The time complexity of the modified pretrained model is compared with the other models in classifying the GIT diseases. The proposed models VGG16, GoogLeNet, and ResNet-18 reported the training time of 1 hour 50 minutes, 1 hour, 7, and 57 minutes, respectively. The literature found that DenseNet-201 [34] and ResNet-18 [34] have been trained for more than 10 hours. The ROC curve in Figure 15(a) depicts the tradeoff between true-positive and false-positive rates. The ROC curve shows the performance of the classification model at different classification thresholds.

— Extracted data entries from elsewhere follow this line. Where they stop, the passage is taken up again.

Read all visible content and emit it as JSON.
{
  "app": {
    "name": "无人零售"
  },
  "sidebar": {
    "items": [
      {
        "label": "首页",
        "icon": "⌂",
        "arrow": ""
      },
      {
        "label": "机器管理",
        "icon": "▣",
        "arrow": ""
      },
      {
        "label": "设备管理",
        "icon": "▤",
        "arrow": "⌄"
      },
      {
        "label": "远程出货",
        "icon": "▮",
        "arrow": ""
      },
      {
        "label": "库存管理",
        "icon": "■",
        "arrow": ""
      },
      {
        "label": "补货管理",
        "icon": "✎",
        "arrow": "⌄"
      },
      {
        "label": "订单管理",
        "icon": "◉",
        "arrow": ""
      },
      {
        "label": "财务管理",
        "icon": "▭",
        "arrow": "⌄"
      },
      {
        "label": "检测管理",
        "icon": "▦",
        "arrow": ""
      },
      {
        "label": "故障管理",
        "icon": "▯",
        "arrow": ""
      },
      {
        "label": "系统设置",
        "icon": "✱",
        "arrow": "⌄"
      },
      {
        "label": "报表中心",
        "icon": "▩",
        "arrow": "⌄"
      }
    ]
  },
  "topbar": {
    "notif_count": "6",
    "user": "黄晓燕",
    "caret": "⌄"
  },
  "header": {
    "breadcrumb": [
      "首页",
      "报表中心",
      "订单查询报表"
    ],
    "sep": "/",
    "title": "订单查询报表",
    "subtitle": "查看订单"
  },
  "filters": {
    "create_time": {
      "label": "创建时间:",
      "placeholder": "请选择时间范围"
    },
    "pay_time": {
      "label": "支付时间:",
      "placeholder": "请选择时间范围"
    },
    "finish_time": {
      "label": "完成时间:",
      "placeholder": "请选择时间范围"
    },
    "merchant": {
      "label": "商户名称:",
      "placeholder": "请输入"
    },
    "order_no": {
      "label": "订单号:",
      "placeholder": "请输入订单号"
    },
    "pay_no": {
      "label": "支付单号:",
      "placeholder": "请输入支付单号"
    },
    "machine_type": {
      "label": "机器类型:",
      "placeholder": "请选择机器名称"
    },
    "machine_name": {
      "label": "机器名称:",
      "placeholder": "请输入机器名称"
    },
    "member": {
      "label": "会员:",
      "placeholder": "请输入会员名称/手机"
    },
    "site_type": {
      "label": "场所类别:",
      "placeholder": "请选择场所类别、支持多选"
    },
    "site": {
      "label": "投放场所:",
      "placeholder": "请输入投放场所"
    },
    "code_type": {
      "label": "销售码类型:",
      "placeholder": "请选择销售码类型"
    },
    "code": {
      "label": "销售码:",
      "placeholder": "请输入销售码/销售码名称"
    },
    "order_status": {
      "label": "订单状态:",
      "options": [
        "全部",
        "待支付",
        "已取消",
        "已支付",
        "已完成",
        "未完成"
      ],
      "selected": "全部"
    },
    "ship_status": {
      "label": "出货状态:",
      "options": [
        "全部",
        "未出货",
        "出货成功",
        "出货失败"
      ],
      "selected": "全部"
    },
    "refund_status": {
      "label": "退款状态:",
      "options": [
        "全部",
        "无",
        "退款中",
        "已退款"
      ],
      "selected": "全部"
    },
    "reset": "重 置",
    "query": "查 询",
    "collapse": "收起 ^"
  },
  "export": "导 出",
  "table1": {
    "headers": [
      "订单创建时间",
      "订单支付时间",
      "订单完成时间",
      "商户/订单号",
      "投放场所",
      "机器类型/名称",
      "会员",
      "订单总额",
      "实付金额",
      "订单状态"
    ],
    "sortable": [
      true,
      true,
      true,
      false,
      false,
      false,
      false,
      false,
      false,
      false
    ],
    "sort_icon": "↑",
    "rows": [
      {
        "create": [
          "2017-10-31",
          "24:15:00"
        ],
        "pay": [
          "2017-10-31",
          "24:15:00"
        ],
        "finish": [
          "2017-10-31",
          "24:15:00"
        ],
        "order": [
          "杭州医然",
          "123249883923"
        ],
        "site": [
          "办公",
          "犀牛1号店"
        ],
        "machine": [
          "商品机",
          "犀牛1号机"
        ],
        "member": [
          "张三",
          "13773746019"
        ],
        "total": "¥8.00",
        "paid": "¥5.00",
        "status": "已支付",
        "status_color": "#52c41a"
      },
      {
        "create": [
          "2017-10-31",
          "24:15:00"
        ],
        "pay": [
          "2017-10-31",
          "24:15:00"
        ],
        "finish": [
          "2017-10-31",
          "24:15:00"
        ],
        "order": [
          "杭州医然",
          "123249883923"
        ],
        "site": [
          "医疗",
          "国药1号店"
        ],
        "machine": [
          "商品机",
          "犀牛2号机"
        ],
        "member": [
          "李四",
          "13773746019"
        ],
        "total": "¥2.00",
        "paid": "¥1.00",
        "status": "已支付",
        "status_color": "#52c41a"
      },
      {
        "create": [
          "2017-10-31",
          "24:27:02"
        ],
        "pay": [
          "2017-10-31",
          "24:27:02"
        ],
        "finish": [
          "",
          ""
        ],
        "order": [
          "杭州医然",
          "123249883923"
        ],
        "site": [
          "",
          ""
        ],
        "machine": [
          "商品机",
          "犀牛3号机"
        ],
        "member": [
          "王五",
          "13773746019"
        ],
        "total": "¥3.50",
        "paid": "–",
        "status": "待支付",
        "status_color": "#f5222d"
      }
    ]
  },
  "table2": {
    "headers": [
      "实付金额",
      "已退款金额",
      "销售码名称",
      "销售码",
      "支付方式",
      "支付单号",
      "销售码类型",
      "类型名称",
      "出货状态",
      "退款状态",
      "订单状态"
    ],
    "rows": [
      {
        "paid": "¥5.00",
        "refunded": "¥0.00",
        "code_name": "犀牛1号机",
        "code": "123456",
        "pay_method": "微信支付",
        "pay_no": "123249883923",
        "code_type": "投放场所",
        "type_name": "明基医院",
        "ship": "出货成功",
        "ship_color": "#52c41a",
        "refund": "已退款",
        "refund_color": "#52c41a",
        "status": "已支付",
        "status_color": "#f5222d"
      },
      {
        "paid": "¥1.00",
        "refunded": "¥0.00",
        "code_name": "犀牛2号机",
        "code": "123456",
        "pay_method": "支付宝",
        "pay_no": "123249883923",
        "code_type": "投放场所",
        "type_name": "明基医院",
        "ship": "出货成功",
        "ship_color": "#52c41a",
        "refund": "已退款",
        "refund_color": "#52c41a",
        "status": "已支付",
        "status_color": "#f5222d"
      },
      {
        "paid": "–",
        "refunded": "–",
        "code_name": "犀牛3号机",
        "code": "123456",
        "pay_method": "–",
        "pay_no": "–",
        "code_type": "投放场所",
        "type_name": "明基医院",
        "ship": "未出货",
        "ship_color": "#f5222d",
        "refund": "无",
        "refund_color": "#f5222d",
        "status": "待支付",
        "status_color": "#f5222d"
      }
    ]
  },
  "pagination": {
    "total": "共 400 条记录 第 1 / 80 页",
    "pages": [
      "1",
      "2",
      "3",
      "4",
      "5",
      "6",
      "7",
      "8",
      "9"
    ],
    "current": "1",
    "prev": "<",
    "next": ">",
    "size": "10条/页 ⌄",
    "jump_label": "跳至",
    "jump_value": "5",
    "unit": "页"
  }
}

It is plotted at different classification thresholds. The ROC is drawn for the eight classes to determine the better threshold for each category. The curve that fits the top left of the corner indicates the better performance of classification. Occlusion sensitivity is used to assess the deep neural network’s sensitivity map to identify the image input area for predicted diagnosis. The heat map for test data is shown in Figure 15(b). This test procedure identified the region of interest, which was crucial in the development of the VGG16 model. The model’s occlusion sensitivity map is visualized to determine the areas of greatest concern when evaluating a diagnosis. The occlusion test’s greatest advantage is that it shows unresponsive insights into neural network decisions, also known as black boxes. The algorithm has been disfigured without disrupting its performance since the evaluation was performed at the end of the experiment.

6. Conclusion

These findings show that the most recent pretrained models, such as VGG-16, ResNet-18, and GoogLeNet, can be used in medical imaging domains such as image processing and analysis. CNN models can advance medical imaging technology by offering a higher degree of automation while also speeding up processes and increasing efficiency. The algorithm in this study obtained a state-of-the-art result in gastrointestinal tract disease classification, with 96.33% and equally high sensitivity and specificity. Transfer learning is helpful for various challenging tasks and is one solution to computer vision problems for which only small datasets are often accessible. Medical applications demonstrate that advanced CNN architectures can generalize and acquire very rich features, mapping information on images similar to those in the ImageNet database and correctly classifying very different cases. Compared to the various machine learning and deep learning models used to classify gastrointestinal tract disease, the VGG16 model achieves better results of 96.33% accuracy, 0.96 Cohen’s kappa score, and 0.95 MCC. The requirement of manually marking data is the algorithm’s weakest point. As a result, the network could inherit some flaws from an analyst, as diagnosing diseases correctly is difficult even for humans in many cases. Using a larger dataset labelled by a larger community of experts will be one way to overcome this limitation.

Data Availability

The data used to support the findings of this study are included within the article.

Conflicts of Interest

The authors declare that there is no conflict of interest regarding the publication of this article.